„Mozart und Händel“

Ich gehe alle Sonntag um 12 Uhr zum Baron van Swieten, und da wird nichts gespielt als Händel und Bach.“ (Brief an den Vater vom 10. April 1782). Mozart schreibt in diesem Bericht weiter, dass er sich eine Sammlung von Fugen von Johann Sebastian Bach, seinem ehemaligem Salzburger Kollegen Johann Ernst Eberlin sowie von Georg Friedrich Händel anlegen möchte. Knapp zwei Wochen später berichtet er bereits seiner Schwester Maria Anna über die Entstehung einer eigenen Fuge mit der Köchelverzeichnisnummer 394: „Baron van Swieten, zu dem ich alle Sonntage gehe, hat mir alle Werke des Händel und Sebastian Bach (…) nach Hause gegeben. – Als die Konstanze die Fugen hörte, ward sie ganz verliebt darein. Sie will nichts als Fugen hören, besonders aber (…) nichts als Händel und Bach.“ Dass Mozart für Konstanze Fugen schrieb, ist ein liebenswertes Detail seines Beziehungslebens. Die Bekanntschaft mit der ästhetisch völlig anders gelagerten Welt der Barockkomponisten bedeutete für Mozart aber einen kompositorischen Blitzschlag. Er, der so gekonnt jeder Erwartung der Hörer entsprechen und jeden Gusto und Stil bedienen konnte, sah sich mit einer Kompositionstechnik konfrontiert, deren oberstes Ziel gar nicht in erster Linie das Gefallen des Publikums, sondern die artistische Perfektion war. Das muss für den, um öffentliche Anerkennung ringenden Mozart ein ästhetischer Keulenschlag gewesen sein.

Die Musik Händels war Mozart offenbar besonders wichtig. Er muss von Händels Kraft und Innigkeit starke Impulse empfangen haben.

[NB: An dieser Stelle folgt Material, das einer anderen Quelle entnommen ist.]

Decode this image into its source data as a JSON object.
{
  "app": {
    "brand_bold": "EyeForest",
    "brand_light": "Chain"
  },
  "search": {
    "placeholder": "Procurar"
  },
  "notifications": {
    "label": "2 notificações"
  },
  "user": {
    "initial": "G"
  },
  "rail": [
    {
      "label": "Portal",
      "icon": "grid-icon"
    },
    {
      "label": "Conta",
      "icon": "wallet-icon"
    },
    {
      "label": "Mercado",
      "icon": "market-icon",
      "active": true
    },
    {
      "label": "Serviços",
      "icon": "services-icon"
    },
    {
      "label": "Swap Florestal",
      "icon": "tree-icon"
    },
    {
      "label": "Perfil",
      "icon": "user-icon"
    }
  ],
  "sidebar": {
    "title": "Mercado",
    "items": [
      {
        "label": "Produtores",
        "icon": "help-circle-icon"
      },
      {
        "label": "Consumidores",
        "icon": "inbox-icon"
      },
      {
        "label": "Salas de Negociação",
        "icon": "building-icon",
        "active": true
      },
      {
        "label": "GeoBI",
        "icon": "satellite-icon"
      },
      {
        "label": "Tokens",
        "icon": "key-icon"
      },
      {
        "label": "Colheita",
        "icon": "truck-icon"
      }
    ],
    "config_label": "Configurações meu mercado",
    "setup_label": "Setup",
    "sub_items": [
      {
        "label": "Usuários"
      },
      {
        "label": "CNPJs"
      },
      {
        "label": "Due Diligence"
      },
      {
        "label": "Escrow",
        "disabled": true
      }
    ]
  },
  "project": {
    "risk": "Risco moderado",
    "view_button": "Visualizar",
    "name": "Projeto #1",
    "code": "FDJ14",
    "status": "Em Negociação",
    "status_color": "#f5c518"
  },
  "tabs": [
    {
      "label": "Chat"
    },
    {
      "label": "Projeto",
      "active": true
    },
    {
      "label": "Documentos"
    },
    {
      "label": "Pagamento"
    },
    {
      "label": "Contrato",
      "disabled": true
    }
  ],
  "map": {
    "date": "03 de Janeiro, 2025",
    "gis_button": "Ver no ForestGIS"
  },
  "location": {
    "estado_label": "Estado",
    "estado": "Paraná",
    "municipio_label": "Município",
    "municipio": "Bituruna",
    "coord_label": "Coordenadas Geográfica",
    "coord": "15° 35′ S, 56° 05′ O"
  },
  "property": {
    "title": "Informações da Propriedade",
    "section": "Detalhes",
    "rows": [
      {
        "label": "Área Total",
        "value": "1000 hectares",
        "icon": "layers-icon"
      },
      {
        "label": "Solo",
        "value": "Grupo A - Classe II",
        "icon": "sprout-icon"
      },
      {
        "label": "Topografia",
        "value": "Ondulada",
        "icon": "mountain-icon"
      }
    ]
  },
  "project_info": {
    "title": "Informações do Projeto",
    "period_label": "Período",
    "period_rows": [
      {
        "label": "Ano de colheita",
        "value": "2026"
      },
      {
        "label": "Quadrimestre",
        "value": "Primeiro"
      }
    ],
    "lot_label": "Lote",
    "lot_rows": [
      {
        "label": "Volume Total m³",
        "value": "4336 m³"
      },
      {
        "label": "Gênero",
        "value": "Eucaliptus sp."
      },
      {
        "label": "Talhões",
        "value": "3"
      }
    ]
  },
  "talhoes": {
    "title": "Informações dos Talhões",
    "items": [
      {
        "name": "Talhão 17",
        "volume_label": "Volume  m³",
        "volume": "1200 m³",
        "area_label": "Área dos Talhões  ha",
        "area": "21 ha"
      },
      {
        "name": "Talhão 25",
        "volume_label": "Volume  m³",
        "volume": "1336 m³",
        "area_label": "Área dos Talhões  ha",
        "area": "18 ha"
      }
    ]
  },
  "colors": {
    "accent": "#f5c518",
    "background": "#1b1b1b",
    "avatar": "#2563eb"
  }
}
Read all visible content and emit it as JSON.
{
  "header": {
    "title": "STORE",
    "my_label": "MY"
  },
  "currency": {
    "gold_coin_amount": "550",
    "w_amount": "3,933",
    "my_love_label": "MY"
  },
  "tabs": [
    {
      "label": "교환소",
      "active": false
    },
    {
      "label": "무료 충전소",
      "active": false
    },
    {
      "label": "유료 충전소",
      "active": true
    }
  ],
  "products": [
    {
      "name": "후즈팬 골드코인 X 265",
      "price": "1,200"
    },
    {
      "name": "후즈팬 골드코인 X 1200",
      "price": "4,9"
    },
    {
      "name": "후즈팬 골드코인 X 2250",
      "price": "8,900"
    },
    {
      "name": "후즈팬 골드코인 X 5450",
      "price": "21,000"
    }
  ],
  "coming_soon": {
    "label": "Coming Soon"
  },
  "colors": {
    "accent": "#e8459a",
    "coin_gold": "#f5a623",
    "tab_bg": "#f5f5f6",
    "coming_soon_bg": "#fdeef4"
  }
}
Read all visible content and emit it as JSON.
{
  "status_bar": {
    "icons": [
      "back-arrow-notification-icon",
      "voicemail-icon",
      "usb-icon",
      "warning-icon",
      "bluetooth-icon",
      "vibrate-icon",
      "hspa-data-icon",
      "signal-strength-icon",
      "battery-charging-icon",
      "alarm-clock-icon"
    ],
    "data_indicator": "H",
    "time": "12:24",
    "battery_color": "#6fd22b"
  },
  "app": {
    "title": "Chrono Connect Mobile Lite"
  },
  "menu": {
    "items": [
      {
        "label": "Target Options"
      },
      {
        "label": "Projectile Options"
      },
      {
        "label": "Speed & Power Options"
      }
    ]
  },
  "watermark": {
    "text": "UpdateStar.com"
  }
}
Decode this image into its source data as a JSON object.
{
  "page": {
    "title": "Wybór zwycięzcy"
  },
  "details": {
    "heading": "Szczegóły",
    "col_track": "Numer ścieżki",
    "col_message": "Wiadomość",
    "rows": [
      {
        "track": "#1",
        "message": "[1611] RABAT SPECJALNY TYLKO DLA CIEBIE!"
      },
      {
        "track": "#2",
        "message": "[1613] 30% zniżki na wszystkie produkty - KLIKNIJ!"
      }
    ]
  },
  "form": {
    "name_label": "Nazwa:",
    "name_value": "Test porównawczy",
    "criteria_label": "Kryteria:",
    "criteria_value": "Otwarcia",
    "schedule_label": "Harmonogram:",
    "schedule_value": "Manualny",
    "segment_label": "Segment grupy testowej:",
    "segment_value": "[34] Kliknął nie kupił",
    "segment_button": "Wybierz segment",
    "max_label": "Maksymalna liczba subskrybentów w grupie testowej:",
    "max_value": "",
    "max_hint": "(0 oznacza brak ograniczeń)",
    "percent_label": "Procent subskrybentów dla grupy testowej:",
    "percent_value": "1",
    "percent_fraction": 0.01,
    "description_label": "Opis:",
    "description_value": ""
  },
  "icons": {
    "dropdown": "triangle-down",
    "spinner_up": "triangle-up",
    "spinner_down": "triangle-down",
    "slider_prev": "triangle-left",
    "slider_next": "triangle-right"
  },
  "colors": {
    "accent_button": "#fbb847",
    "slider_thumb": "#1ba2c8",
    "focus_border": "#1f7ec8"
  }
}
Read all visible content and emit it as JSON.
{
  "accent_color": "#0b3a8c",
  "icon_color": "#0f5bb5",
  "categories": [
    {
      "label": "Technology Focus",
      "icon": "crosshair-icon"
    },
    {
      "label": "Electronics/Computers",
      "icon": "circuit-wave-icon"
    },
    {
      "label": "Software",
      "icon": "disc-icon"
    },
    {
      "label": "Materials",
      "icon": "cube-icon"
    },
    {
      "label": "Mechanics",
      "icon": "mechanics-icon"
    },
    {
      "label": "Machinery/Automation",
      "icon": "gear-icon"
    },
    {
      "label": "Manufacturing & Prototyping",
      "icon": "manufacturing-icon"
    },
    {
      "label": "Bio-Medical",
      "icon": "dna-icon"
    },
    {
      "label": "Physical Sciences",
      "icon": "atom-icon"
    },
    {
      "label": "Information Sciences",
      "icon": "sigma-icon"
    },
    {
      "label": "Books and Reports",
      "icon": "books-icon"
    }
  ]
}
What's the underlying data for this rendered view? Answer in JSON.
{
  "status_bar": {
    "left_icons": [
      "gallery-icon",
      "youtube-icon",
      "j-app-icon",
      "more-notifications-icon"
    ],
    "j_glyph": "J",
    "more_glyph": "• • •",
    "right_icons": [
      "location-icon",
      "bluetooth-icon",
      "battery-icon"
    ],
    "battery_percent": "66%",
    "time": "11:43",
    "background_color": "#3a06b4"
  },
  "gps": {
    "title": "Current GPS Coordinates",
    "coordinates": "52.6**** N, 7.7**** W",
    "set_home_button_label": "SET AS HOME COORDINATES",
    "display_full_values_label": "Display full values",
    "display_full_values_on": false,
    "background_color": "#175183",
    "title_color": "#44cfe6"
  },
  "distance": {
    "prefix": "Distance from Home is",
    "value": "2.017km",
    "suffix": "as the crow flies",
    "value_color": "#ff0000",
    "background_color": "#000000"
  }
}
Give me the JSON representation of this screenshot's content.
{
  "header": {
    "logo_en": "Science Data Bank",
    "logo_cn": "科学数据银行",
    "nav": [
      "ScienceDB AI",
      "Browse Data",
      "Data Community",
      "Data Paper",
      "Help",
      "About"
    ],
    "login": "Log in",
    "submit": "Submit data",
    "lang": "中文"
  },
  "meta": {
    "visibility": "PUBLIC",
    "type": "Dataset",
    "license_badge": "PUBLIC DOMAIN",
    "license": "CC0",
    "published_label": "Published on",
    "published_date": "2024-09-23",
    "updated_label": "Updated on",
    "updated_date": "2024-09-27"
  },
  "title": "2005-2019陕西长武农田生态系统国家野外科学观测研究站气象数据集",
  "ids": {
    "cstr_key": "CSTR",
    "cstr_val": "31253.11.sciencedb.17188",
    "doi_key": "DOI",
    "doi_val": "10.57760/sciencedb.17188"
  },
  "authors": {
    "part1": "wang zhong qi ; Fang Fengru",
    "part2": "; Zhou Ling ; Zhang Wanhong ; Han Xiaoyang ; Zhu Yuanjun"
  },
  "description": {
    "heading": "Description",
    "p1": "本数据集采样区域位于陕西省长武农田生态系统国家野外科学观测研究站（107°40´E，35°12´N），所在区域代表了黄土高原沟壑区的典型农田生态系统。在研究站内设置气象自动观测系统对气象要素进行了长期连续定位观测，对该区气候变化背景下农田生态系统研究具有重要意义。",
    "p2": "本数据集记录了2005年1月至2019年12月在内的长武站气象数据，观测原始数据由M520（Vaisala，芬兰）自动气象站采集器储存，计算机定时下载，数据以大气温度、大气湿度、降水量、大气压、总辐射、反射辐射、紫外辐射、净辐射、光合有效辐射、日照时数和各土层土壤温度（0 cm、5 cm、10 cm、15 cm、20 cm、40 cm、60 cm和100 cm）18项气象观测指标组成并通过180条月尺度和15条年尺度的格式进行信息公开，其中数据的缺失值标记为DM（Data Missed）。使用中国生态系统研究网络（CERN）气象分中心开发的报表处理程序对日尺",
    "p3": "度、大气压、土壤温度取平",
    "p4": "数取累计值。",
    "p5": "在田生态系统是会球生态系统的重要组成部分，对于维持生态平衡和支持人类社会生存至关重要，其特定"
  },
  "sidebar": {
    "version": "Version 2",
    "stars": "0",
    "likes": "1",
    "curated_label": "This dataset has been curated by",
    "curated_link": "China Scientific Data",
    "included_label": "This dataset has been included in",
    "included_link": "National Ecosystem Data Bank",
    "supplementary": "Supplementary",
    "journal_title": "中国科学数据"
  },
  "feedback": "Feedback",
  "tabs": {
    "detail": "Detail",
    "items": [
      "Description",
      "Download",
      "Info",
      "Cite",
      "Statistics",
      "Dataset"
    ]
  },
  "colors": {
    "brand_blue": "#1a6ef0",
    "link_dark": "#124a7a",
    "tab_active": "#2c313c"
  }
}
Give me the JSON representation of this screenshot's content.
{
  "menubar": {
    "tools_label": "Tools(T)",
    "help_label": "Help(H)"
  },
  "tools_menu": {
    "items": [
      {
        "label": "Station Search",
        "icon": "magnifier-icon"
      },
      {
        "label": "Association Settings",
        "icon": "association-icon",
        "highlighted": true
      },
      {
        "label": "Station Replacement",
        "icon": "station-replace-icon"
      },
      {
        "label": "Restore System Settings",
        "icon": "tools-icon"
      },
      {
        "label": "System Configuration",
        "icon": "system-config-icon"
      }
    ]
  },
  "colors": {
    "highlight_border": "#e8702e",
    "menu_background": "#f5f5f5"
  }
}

Die Verbindung mit der Musik Händels intensivierte sich in der Folge, indem ihm Gottfried van Swieten nicht nur Einblicke in die Werke des Barockgenies eröffnete, sondern bei Mozart vor allem auch mehrere Bearbeitungen der Werke Händels in Auftrag gab. Darunter befand sich auch Adaption des „Messias“, den Mozart an die Hörgewohnheiten des damaligen Publikumsgeschmacks anpassen sollte. Zu diesem Zweck führte Mozart unter anderem Klarinetten in die Partitur ein – ein Verfahren, das eine moderne historische Aufführungspraxis wohl als „Blasphemie“ brandmarken würde. Andererseits wurde auch der Text auf Deutsch übersetzt, was zu einer besseren Verstehbarkeit des Inhalts beitragen sollte. Der Grund für den Auftrag ist im Bemühen van Swietens zu suchen, die unter Joseph II. in Misskredit geratene Kirchenmusik wieder zu ihrem angestammten Ansehen zu verhelfen. Dafür hatte der rührige Diplomat in Wien eine eigene Gesellschaft, den „Verein der Assoziierten“ gegründet. Dass van Swieten als Librettist der Oratorien „Die Schöpfung“ und „Die Jahreszeiten“ auch für Joseph Haydn eine überragende Rolle spielte, bestätigt die Bedeutung dieses großen Anregers und Förderers ein zweites Mal.

Zur Seite gestellt wird Mozarts Messias-Fassung in diesem Kirchenkonzert seinem eigenen unvollendeten „Requiem“ in der Version seines Schülers F.X. Süßmayr. Mit dem Salzburger Domchor unter der Leitung von Domkapellmeister Janos Czifra konnte die Bad Reichenhaller Mozartwoche einmal mehr jenes Ensemble verpflichten, das an Mozarts früherer Wirkungsstätte die Werke des Salzburger Meisters bis zum heutigen Tag pflegt und hütet.